Ann Watt, director of Pivotal, said: “Economic inactivity is a long-standing issue for Northern Ireland. Rates of economic inactivity here have been amongst the highest in the UK for many years.

“The consequences are significant. Economic inactivity can leave people and families in poverty, it can leave them isolated, and it can reduce their life opportunities.

“For people who would like to work but lack the proper support, the right assistance could help them as individuals, and also provide a boost to employers who are struggling to recruit and retain staff – especially now when employment rates are high and unemployment is historically low.”

Pivotal director Ann Watt
Pivotal director Ann Watt

She added: “It seems likely that some current economic inactivity is due to poor public services at present, like inadequate healthcare provision, lack of social care packages, or shortage of unaffordable childcare. So some policy choices could provide benefits in the short-term.

“But it is important to make clear that, despite its prevalence in Northern Ireland, economic inactivity here remains poorly understood. More research is needed, given this is a complex area of policy with no single policy fix.

“In particular, levels of inactivity due to sickness or disability are especially high in Northern Ireland. The proportion of people who are economically inactive for this reason is growing. This should be a concern for policy-makers.”

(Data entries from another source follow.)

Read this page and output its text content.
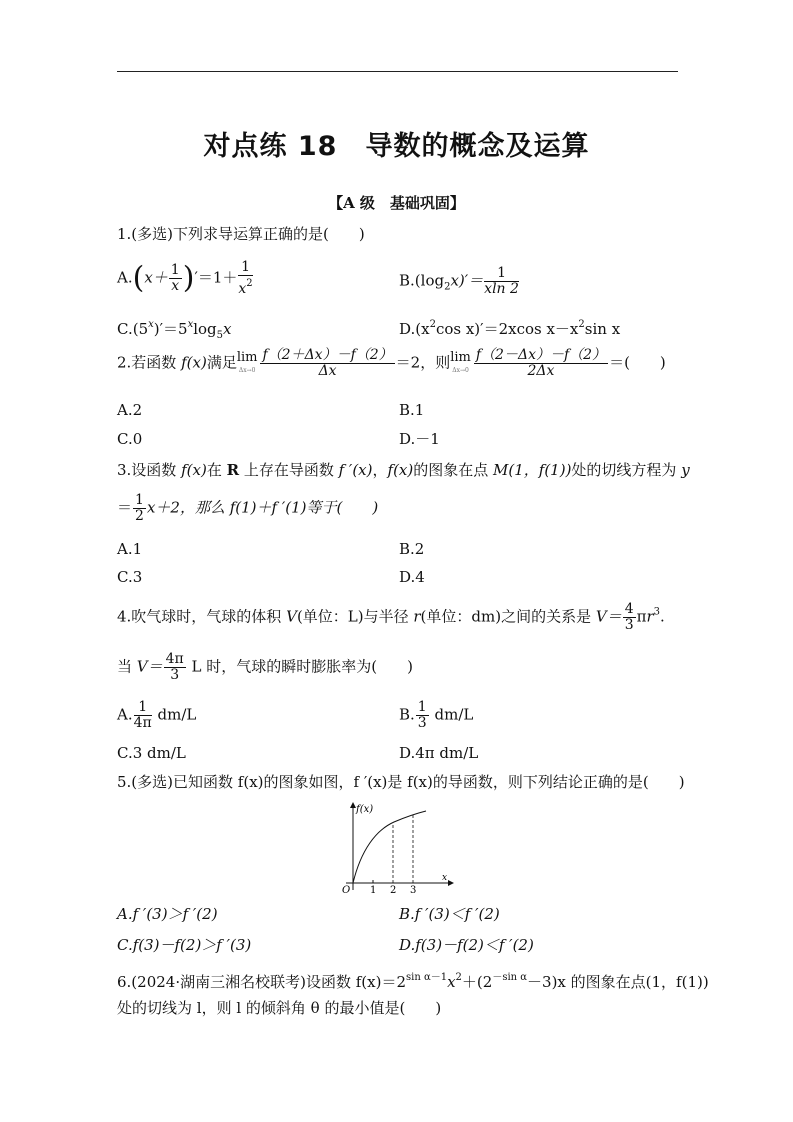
对点练 18　导数的概念及运算
【A 级　基础巩固】
1.(多选)下列求导运算正确的是(　　)
$A.(x+ \frac{1}{x} )'=1+ \frac{1}{x^2}$	$B.(\log_2x)'= \frac{1}{xln 2}$
$C.(5^x)'=5^x\log_5x$	$D.(x^2\cos$ x)′＝2xcos $x-x^2\sin$ x
2.若函数 f(x)满足lim
$\Delta x\to 0 \frac{f(2+\Delta x)-f(2)}{\Delta x} =2$，则lim
$\Delta x\to 0 \frac{f(2-\Delta x)-f(2)}{2\Delta x}$ ＝(　　)
A.2	B.1
C.0	D.－1
3.设函数 f(x)在 R 上存在导函数 f ′(x)，f(x)的图象在点 M(1，f(1))处的切线方程为 y
＝ $\frac{1}{2} x+2$，那么 f(1)＋f ′(1)等于(　　)
A.1	B.2
C.3	D.4
4.吹气球时，气球的体积 V(单位：L)与半径 r(单位：dm)之间的关系是 $V= \frac{4}{3} \pi r^3$.
当 $V= \frac{4\pi}{3}$ L 时，气球的瞬时膨胀率为(　　)
A. $\frac{1}{4\pi} dm/L$	B. $\frac{1}{3} dm/L$
C.3 dm/L	D.4π dm/L
5.(多选)已知函数 f(x)的图象如图，f ′(x)是 f(x)的导函数，则下列结论正确的是(　　)
f(x)
O 1 2 3
x
A.f ′(3)＞f ′(2)	B.f ′(3)＜f ′(2)
C.f(3)－f(2)＞f ′(3)	D.f(3)－f(2)＜f ′(2)
6.(2024·湖南三湘名校联考)设函数 $f(x)=2^{sin \alpha-1}x^2+(2^{-sin \alpha}-3)x$ 的图象在点(1，f(1))
处的切线为 l，则 l 的倾斜角 θ 的最小值是(　　)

Richard Gillan, chair of CBI Northern Ireland, said: “This is a significant and timely report from Pivotal, highlighting a long-standing issue for Northern Ireland’s economy. Businesses continue to report skills shortages and difficulties recruiting.

Richard Gillan
Richard Gillan, chair of CBI NI

“Now and in the future, we need to do much better to support people who are currently economically inactive into employment, especially since many of them would like to work. Employers are ready to play their part in offering training, support and good quality jobs.”

Maeve Monaghan, chief executive of NOW Group, said: “While this report is a stark reminder of the high levels of economic inactivity we continue to face, we must remember that behind each one of these statistics is a person with different and often complex reasons for not being able to actively look for work.

“With the right structures and ongoing support many can and will move into employment. Despite delivering significant results, our vibrant third sector is constantly facing funding uncertainty. Our politicians must show leadership if the dial is ever going to move.

“It’s time to properly resource organisations with a proven track record to scale services and support more people into the labour market which will, in turn, reduce businesses’ recruitment pressures and make our workforce more inclusive.”